The purpose of Broadband for America’s Future: A Vision for the 2020s is to collect, combine, and contribute to a national broadband agenda for the next decade. Our work is built on the lessons of communities, publicinterest advocates, government officials, and industry experts who have labored to expand broadband’s reach to everyone in the United States. They deserve credit for their investments and innovations, and we have attempted to reflect their accomplishments and ideas while contributing Benton’s own insights—insights built n a body of work stretching back to the 1980s.
Connecting our entire nation through High-Performance Broadband will bring remarkable economic, social, cultural, and personal benefits. In the Digital Age, open, affordable, robust broadband is the key to all of us reaching for—and achieving—the American Dream.
Since the mid-1990s, the U.S. has struggled with a persistent dilemma called the digital divide—the unfortunate reality that for too many people, meaningful connectivity is out of reach.

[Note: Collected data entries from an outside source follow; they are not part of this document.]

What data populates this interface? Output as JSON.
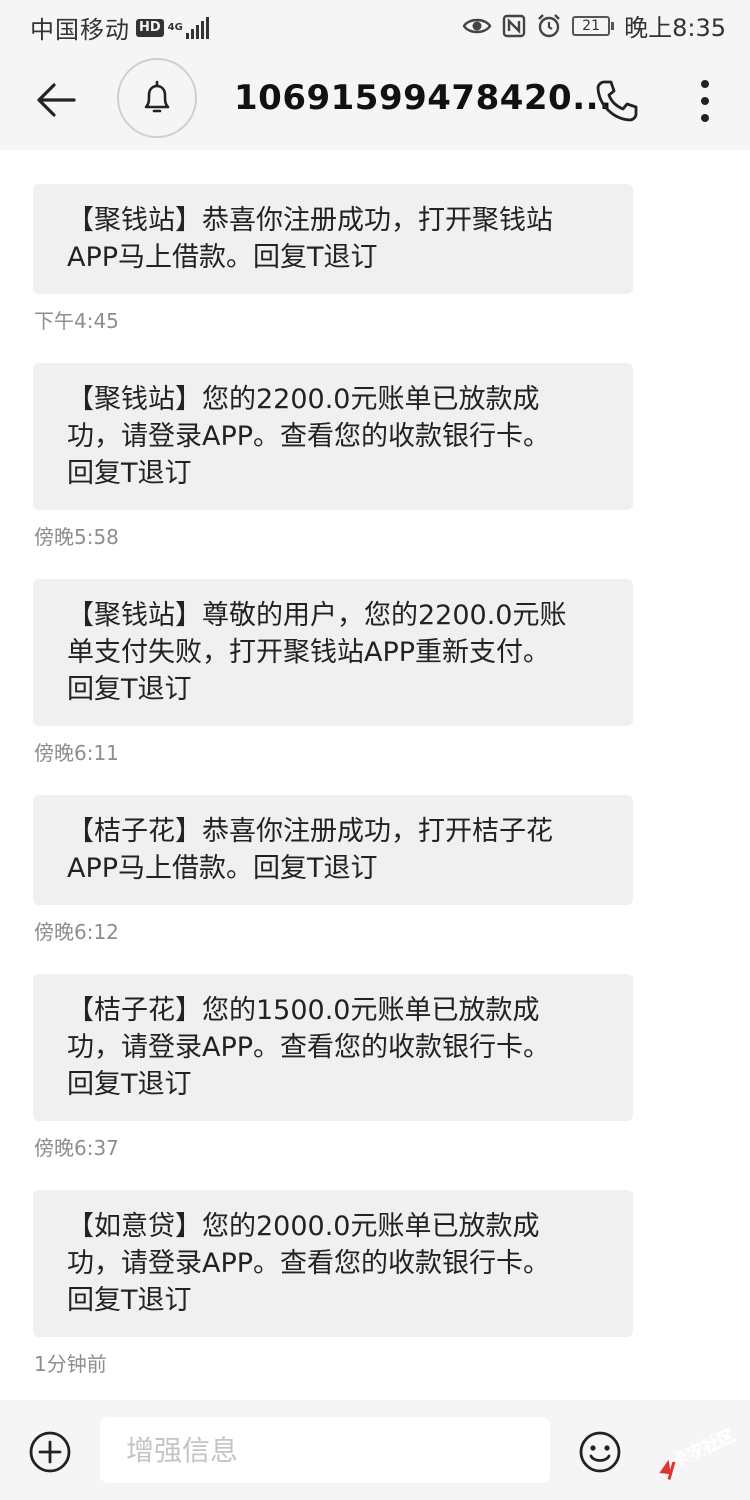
{
  "status_bar": {
    "carrier": "中国移动",
    "hd": "HD",
    "net_type": "4G",
    "battery_level": "21",
    "time": "晚上8:35",
    "icons": [
      "eye-icon",
      "nfc-icon",
      "alarm-icon",
      "battery-icon"
    ]
  },
  "header": {
    "title": "10691599478420...",
    "icons": [
      "back-arrow-icon",
      "bell-icon",
      "phone-icon",
      "more-vertical-icon"
    ]
  },
  "messages": [
    {
      "lines": [
        "【聚钱站】恭喜你注册成功，打开聚钱站",
        "APP马上借款。回复T退订"
      ],
      "time": "下午4:45"
    },
    {
      "lines": [
        "【聚钱站】您的2200.0元账单已放款成",
        "功，请登录APP。查看您的收款银行卡。",
        "回复T退订"
      ],
      "time": "傍晚5:58"
    },
    {
      "lines": [
        "【聚钱站】尊敬的用户，您的2200.0元账",
        "单支付失败，打开聚钱站APP重新支付。",
        "回复T退订"
      ],
      "time": "傍晚6:11"
    },
    {
      "lines": [
        "【桔子花】恭喜你注册成功，打开桔子花",
        "APP马上借款。回复T退订"
      ],
      "time": "傍晚6:12"
    },
    {
      "lines": [
        "【桔子花】您的1500.0元账单已放款成",
        "功，请登录APP。查看您的收款银行卡。",
        "回复T退订"
      ],
      "time": "傍晚6:37"
    },
    {
      "lines": [
        "【如意贷】您的2000.0元账单已放款成",
        "功，请登录APP。查看您的收款银行卡。",
        "回复T退订"
      ],
      "time": "1分钟前"
    }
  ],
  "composer": {
    "placeholder": "增强信息",
    "icons": [
      "add-circle-icon",
      "emoji-icon"
    ]
  },
  "watermark": {
    "text": "卡农社区",
    "color": "#e0322f"
  }
}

As we enter a new decade, America encounters three interlocking challenges:
Closing the Geographic Divide. In both urban and rural areas, millions of people in America are waiting for the deployment of robust broadband networks. Broadband is advancing in some places, which is good, but the fact is that we don’t have an accurate count of how many people are on the wrong side of the digital divide and where they live. What we know is that places without robust broadband are falling further and further behind. We cannot let where we live determine our potential to connect.
Harnessing Competition. Even in areas that are served by broadband networks, consumers lack choice of providers. Without competition, consumers are threatened with artificially high prices, lower-quality service, and little innovation. We cannot let lack of choice harm consumers.
Boosting Affordability and Adoption. For too many people, the cost of broadband is too high and the digital skills needed to use broadband effectively are absent. The result is people disconnected from continuing their education, gaining new job skills, and finding employment. We cannot let lack of access or affordability deprive people of opportunity.
Confronting these divides requires bold leadership and informed solutions. Community leadership is key since local governments and anchor institutions are closest to local needs and have earned Americans’ confidence and trust. With the right choices, these are the people and institutions who can link broadband to broader economic and social outcomes and make the greatest impact on their communities.
Over the past year we’ve talked with leading experts and community leaders. Now we begin a new yearlong effort to enlist the voices of broadband leaders in an ongoing discussion on how public policy can close the digital divide and extend digital opportunity everywhere.
Please join us in this conversation.